Foi em um daqueles encontros espirituais onde eu estava por acaso. O Mestre me olhou nos olhos. Olhou-me com aquele olhar de quem conhece todos os segredos. Depois de uma longa e dramática pausa, disse-me: "A cura está ao seu alcance. Tudo que você precisa é alinhar sua energia com a do universo, livrar-se das toxinas e abraçar a plenitude de um corpo purificado." Não quis ser rude, afinal, ele só queria me ajudar. A receita? Incenso queimado em todos os cômodos da casa, uma dieta rigorosamente vegana e, claro, muita gratidão. A ideia era simples: transformar minha existência em um oásis de serenidade. Eu, com minha DPOC em fase avançada, só conseguia pensar: "Alcançar o nirvana assim vai ser mais rápido do que ele imagina."
Primeiro veio o incenso. O próprio Mestre me forneceu o material em copiosa quantidade. Tudo original, garantiu. Made in India. A recomendação era clara: "São incensos naturais, feitos com ervas sagradas e resinas puras. Eles transmutam energias negativas." O que o Mestre não explicou é que, na prática, isso significa transformar meu pulmão já debilitado em um reservatório de fumaça digna de uma floresta em chamas. Os vizinhos, preocupados, passaram a perguntar se algo estava pegando fogo. Mas tudo bem, eu estava em busca da cura, certo? Entre um ataque de tosse e outro, eu me lembrava de respirar fundo – ou pelo menos tentar.
Depois veio a dieta. "A
carne é densa, impede a expansão espiritual. Precisamos de leveza," disse
o Mestre, enquanto me entregava uma lista de substituições para meus bifes e
minha coca zero. Tofu, lentilha, espinafre. Confesso: eu tentei. Mas meu corpo,
acostumado a outro tipo de combustível, parecia protestar em silêncio. Aos
poucos, comecei a sonhar com bifes suculentos flutuando em um mar de molho de tomate. Sonhava com bacon também. Com churrasco. Na ânsia de alçar-me à "leveza", todavia, acabei ficando tão leve que quase evaporei.
E claro, havia a gratidão. Todas as noites, eu me sentava no tapete da sala, cercada pelo aroma “sagrado” do sétimo incenso do dia, para agradecer pela minha saúde, pela oportunidade de me purificar e por não ter desmaiado durante o jantar de salada de alface com sementinhas de quinoa por cima. Enquanto isso, o Mestre aparecia em minhas memórias, sereno e iluminado, como quem sabia exatamente o que fazia. E eu me perguntava: “Ele pratica tudo isso ou só me assiste tossir lá de longe?”

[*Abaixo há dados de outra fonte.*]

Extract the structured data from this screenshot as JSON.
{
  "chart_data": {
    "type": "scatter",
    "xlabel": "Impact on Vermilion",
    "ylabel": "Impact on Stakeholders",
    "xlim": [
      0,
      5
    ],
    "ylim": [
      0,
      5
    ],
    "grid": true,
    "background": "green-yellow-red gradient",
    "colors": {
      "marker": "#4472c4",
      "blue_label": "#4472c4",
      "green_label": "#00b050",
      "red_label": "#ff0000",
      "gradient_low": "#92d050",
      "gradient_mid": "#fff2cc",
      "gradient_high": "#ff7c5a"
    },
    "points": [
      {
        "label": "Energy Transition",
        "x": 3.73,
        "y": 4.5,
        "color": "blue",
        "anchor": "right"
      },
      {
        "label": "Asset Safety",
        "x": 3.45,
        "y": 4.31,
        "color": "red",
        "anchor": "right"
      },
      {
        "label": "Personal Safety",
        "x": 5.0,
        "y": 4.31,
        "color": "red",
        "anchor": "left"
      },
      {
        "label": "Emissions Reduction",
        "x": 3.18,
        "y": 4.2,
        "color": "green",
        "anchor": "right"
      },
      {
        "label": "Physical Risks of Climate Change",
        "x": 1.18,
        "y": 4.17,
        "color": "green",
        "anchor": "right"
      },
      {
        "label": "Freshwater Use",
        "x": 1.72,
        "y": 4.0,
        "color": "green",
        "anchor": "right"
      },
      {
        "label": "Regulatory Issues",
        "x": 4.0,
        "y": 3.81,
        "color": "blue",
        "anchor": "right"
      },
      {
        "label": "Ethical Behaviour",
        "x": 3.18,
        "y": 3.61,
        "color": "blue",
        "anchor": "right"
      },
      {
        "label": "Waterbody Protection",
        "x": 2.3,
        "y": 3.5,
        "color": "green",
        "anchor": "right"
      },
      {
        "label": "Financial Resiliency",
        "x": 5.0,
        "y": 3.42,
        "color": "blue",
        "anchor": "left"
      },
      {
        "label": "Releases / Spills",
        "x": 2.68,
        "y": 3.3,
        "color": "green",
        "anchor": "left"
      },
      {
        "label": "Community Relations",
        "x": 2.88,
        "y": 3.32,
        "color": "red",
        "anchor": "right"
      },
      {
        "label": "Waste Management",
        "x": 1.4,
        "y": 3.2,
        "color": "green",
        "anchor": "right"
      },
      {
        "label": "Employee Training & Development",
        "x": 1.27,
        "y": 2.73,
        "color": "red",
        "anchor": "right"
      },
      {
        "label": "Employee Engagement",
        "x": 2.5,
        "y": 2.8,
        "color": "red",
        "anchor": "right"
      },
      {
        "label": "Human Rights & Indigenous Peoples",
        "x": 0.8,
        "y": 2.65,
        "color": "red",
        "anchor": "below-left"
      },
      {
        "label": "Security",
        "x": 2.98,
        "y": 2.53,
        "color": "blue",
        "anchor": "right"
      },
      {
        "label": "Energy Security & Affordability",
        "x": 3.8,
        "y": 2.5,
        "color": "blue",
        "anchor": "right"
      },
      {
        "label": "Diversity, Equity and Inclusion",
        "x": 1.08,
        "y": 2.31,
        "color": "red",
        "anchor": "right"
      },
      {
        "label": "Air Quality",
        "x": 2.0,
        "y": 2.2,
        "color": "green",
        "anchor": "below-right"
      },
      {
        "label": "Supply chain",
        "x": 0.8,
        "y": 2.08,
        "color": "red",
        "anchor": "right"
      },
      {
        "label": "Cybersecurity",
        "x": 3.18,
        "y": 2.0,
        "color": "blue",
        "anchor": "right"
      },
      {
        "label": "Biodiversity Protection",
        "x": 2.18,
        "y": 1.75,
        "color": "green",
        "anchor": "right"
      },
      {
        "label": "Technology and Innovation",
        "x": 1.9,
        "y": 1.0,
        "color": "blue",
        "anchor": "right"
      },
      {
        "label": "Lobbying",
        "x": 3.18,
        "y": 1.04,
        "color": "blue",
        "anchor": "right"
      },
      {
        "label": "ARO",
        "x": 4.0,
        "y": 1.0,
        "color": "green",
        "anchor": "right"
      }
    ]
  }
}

Guardadas as devidas proporções e com vênia -- ops! é o meu juridiquês, ok? -- às minhas hipérboles literárias,
sim, o ser humano é, de fato, fascinante. Estamos sempre prontos para buscar
soluções que desafiam a lógica. Queremos transcender, purificar, alinhar
chakras – mas muitas vezes acabamos atropelando a realidade do nosso próprio
corpo no processo. No meu caso, eu sabia que o incenso não ia curar a DPOC, que
tofu nunca seria bife e que talvez, apenas talvez, a plenitude não estivesse
escondida atrás de uma fumaça perfumada. Aliás, nem tanto.
Se algo aprendi com essa experiência foi o valor de manter os pés no chão enquanto exploramos o que nos faz bem. Talvez o Mestre tenha tido -- e não duvido -- as melhores intenções. Talvez ele apenas subestimasse o poder de um bom bife bem preparado e da alegria de abrir uma coca zero, geladinha, especialmente em dias quentes. O importante é lembrar que nem todas as receitas de cura universal são compatíveis com a realidade individual de cada um. Afinal, qual o valor da plenitude se você não puder saboreá-la ao máximo?
Hoje, ainda por aqui, sigo, rindo da lembrança do Mestre -- juro que ele era um fofo --, mas com minha Coca Zero na mão e com um bom e grande bife no prato. Quem sabe a paz não esteja justamente nesse equilíbrio? Porque se o nirvana for à base de tofu e de fumaça de ervas, sinceramente, eu passo.